Institute of Biomechanics and Orthopaedics, German Sport University Cologne, Cologne, Nordrhein-Westfalen, Germany.
ARCUS Clinics Pforzheim, Pforzheim, Baden-Württemberg, Germany.
PLoS One. 2018 Oct 10;13(10):e0205492. doi: 10.1371/journal.pone.0205492. eCollection 2018.
Due to the significant role of rotational properties for normal knee function, this study aimed to investigate transverse plane kinematics and kinetics in total knee arthroplasty and unicondylar knee arthroplasty patients during activities of daily living compared to a healthy control group, including stair ascent and descent. The study participants consisted of a total knee arthroplasty group including posterior cruciate retaining and posterior stabilized designs as well as a unicondylar knee arthroplasty group and a healthy control group. Three-dimensional kinematics and kinetics were captured using a Vicon system and two Kistler force plates embedded in the floor and another two in a staircase. Inverse dynamics of the lower limbs was computed in Anybody™ Modeling System. Transverse plane joint angles and joint moments were analyzed utilizing the statistical non-parametric mapping approach, considering the entire curve shape for statistical analysis. The patients with total knee arthroplasty exhibited significantly reduced knee internal rotation of the operated knee compared to the control group and the patients' unimpaired limb, especially during the stair climbing tasks. Both unicondylar and total knee arthroplasty patients were found to have similar reduced internal rotation motion time series in stair descent. In conclusion, potential kinematic and kinetic benefits of unicondylar knee arthroplasty over total knee arthroplasty could not be proven in the current study. Aside from the usually mentioned reasons inducing constrained knee internal rotation in total knee arthroplasty patients, future studies should investigate to what extent co-contraction may contribute to this functional impairment in patients after knee arthroplasty surgery.
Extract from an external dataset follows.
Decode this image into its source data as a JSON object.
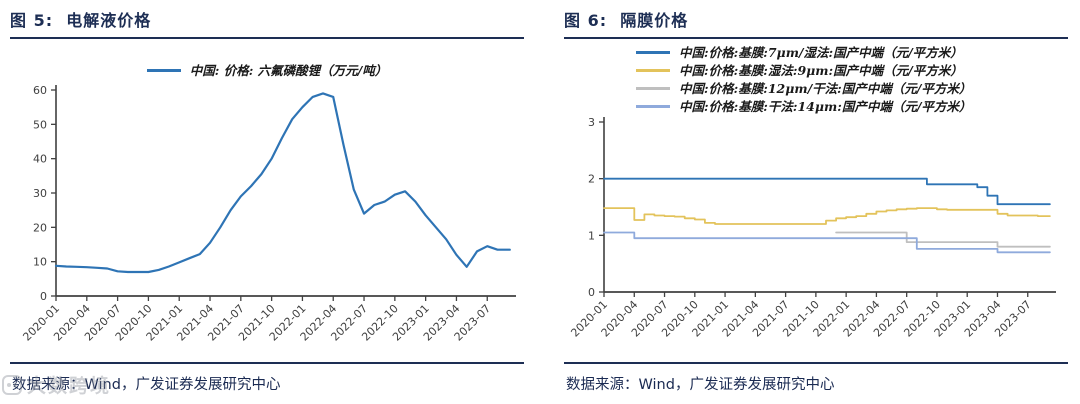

由于旋转特性对正常膝关节功能的重要性,本研究旨在比较全膝关节置换术和单髁膝关节置换术患者与健康对照组在日常生活活动中(包括上下楼梯)的横向平面运动学和动力学。研究参与者包括后交叉韧带保留和后稳定设计的全膝关节置换组以及单髁膝关节置换组和健康对照组。使用 Vicon 系统和嵌入地板的两个 Kistler 力板以及另两个在楼梯上的力板来捕获三维运动学和动力学。在 Anybody™建模系统中计算下肢的反向动力学。利用统计非参数映射方法分析横向平面关节角度和关节力矩,考虑整个曲线形状进行统计分析。与对照组和患者未受损的肢体相比,全膝关节置换术患者的患侧膝关节的内旋明显减少,尤其是在爬楼梯任务中。在单髁和全膝关节置换术患者中,均发现在下楼梯时膝关节内旋运动时间序列相似。总之,在本研究中,无法证明单髁膝关节置换术相对于全膝关节置换术具有潜在的运动学和动力学优势。除了全膝关节置换术患者中通常提到的导致膝关节内旋受限的原因外,未来的研究应调查在多大程度上共同收缩可能导致膝关节置换术后患者的这种功能障碍。